Several new “truths” must be accepted for this post-Cold War retooling to work, including North Korea's suddenly hemispheric aircraft range, the utter failure of U.S. air defenses due to budget cuts and the absence of any inkling of an invasion in an era of comprehensive satellite imagery. Also, a group of teenagers can be taught to fight at Special Forces levels after a two-minute training montage. Other than those king-size stretches, “Red Dawn” makes perfect sense.
This time out, “Red Dawn” takes place in Spokane, Wash., where Jed Eckert (Chris Hemsworth of “Thor” and “The Avengers”) has returned after serving in Iraq. After a massive power outage, North Korean paratroopers rain down on the city, immobilizing the region and putting it under control of the menacing Captain Cho (Will Yun Lee). Jed takes younger brother Matt (Josh Peck) and his friends Robert (Josh Hutcherson of “The Hunger Games”), Daryl (Connor Cruise) and Toni (Adrianne Palicki of “Friday Night Lights”) out to a remote hunting cabin and transforms them into lean, mean, fighting “Wolverines,” named for Matt's high school football team.
As the original suggests, no second-rate military power can match these scrappy teens. But in the new “Red Dawn,” the Wolverines pull off some urban assaults that make absolutely no strategic or storytelling sense. As for the Wolverines themselves, Hemsworth, Peck, Hutcherson and Palicki are serviceable, Isabel Lucas as Toni's sister Erica barely registers, and Jeffrey Dean Morgan shows up too late to make much impact as a renegade former U.S. Marine looking to sign up with the gang.

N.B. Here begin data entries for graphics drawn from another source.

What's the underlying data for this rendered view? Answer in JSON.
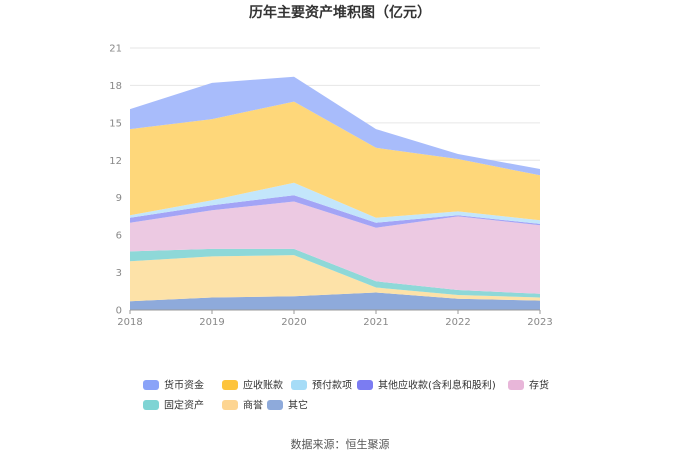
{
  "chart_data": {
    "type": "area",
    "stacked": true,
    "title": "历年主要资产堆积图（亿元）",
    "x": [
      "2018",
      "2019",
      "2020",
      "2021",
      "2022",
      "2023"
    ],
    "ylim": [
      0,
      21
    ],
    "yticks": [
      0,
      3,
      6,
      9,
      12,
      15,
      18,
      21
    ],
    "grid": true,
    "legend_position": "bottom",
    "series": [
      {
        "name": "其它",
        "color": "#8eaadb",
        "values": [
          0.7,
          1.0,
          1.1,
          1.4,
          0.9,
          0.75
        ]
      },
      {
        "name": "商誉",
        "color": "#fde2a8",
        "values": [
          3.2,
          3.3,
          3.3,
          0.4,
          0.3,
          0.25
        ]
      },
      {
        "name": "固定资产",
        "color": "#8ed8d8",
        "values": [
          0.8,
          0.6,
          0.5,
          0.5,
          0.4,
          0.3
        ]
      },
      {
        "name": "存货",
        "color": "#ecc9e2",
        "values": [
          2.3,
          3.1,
          3.8,
          4.3,
          5.9,
          5.5
        ]
      },
      {
        "name": "其他应收款(含利息和股利)",
        "color": "#a3a4f6",
        "values": [
          0.4,
          0.4,
          0.5,
          0.4,
          0.1,
          0.1
        ]
      },
      {
        "name": "预付款项",
        "color": "#c3e6fb",
        "values": [
          0.2,
          0.4,
          1.0,
          0.4,
          0.3,
          0.3
        ]
      },
      {
        "name": "应收账款",
        "color": "#fed77a",
        "values": [
          6.9,
          6.5,
          6.5,
          5.6,
          4.2,
          3.6
        ]
      },
      {
        "name": "货币资金",
        "color": "#a8bcfb",
        "values": [
          1.6,
          2.9,
          2.0,
          1.5,
          0.4,
          0.5
        ]
      }
    ],
    "legend_order": [
      "货币资金",
      "应收账款",
      "预付款项",
      "其他应收款(含利息和股利)",
      "存货",
      "固定资产",
      "商誉",
      "其它"
    ],
    "legend_colors": {
      "货币资金": "#8aa3f8",
      "应收账款": "#fdc43d",
      "预付款项": "#a6dcf7",
      "其他应收款(含利息和股利)": "#7b7cf2",
      "存货": "#e8b6d9",
      "固定资产": "#7fd4d4",
      "商誉": "#fdd592",
      "其它": "#8eaadb"
    }
  },
  "footer": {
    "source": "数据来源：恒生聚源"
  }
}
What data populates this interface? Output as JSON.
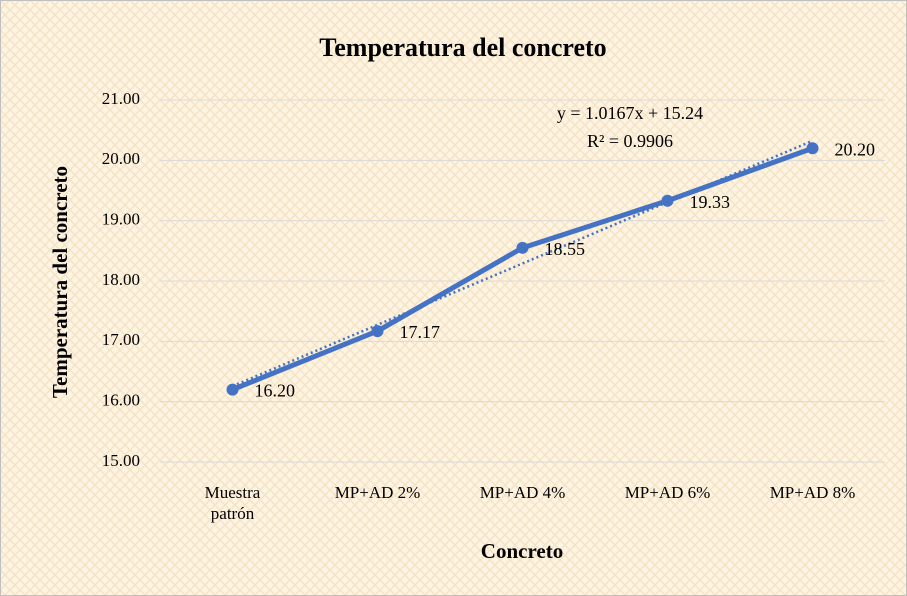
{
  "chart_data": {
    "type": "line",
    "title": "Temperatura  del concreto",
    "x_label": "Concreto",
    "y_label": "Temperatura  del concreto",
    "categories": [
      "Muestra patrón",
      "MP+AD 2%",
      "MP+AD 4%",
      "MP+AD 6%",
      "MP+AD 8%"
    ],
    "series": [
      {
        "name": "Temperatura del concreto",
        "color": "#4472c4",
        "values": [
          16.2,
          17.17,
          18.55,
          19.33,
          20.2
        ],
        "value_labels": [
          "16.20",
          "17.17",
          "18.55",
          "19.33",
          "20.20"
        ]
      }
    ],
    "trendline": {
      "equation": "y = 1.0167x + 15.24",
      "r_squared": "R² = 0.9906",
      "slope": 1.0167,
      "intercept": 15.24
    },
    "ylim": [
      15,
      21
    ],
    "yticks": [
      {
        "value": 15,
        "label": "15.00"
      },
      {
        "value": 16,
        "label": "16.00"
      },
      {
        "value": 17,
        "label": "17.00"
      },
      {
        "value": 18,
        "label": "18.00"
      },
      {
        "value": 19,
        "label": "19.00"
      },
      {
        "value": 20,
        "label": "20.00"
      },
      {
        "value": 21,
        "label": "21.00"
      }
    ],
    "grid": true
  }
}
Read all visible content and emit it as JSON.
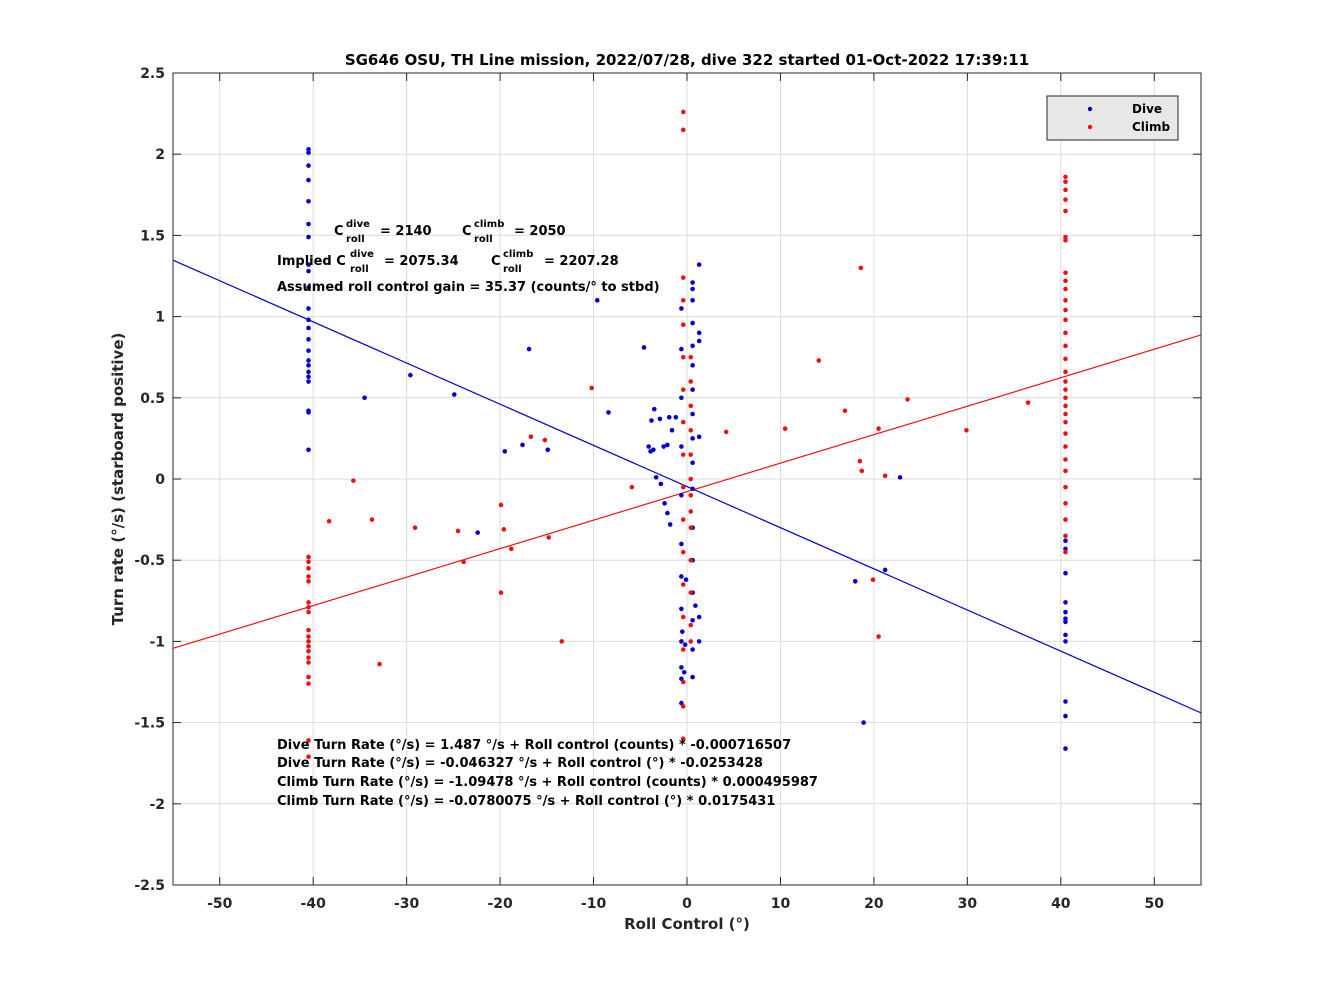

This new “Red Dawn” sat around for a few years as MGM licked its corporate wounds and did $1 million worth of reshoots and computer fixes to make the invaders North Korean instead of Chinese: Captain Cho was once “Captain Lo,” and all those North Korean stars superimposed on American flags used to be yellow and red. All of this was done to make “Red Dawn” sellable to the Chinese market. But regardless of where we live and what we do, we are all the same, and Chinese audiences will probably prefer the Swayze version, too.
— George Lang
Starring: Chris Hemsworth, Josh Peck, Josh Hutcherson, Adrianne Palicki, Isabel Lucas.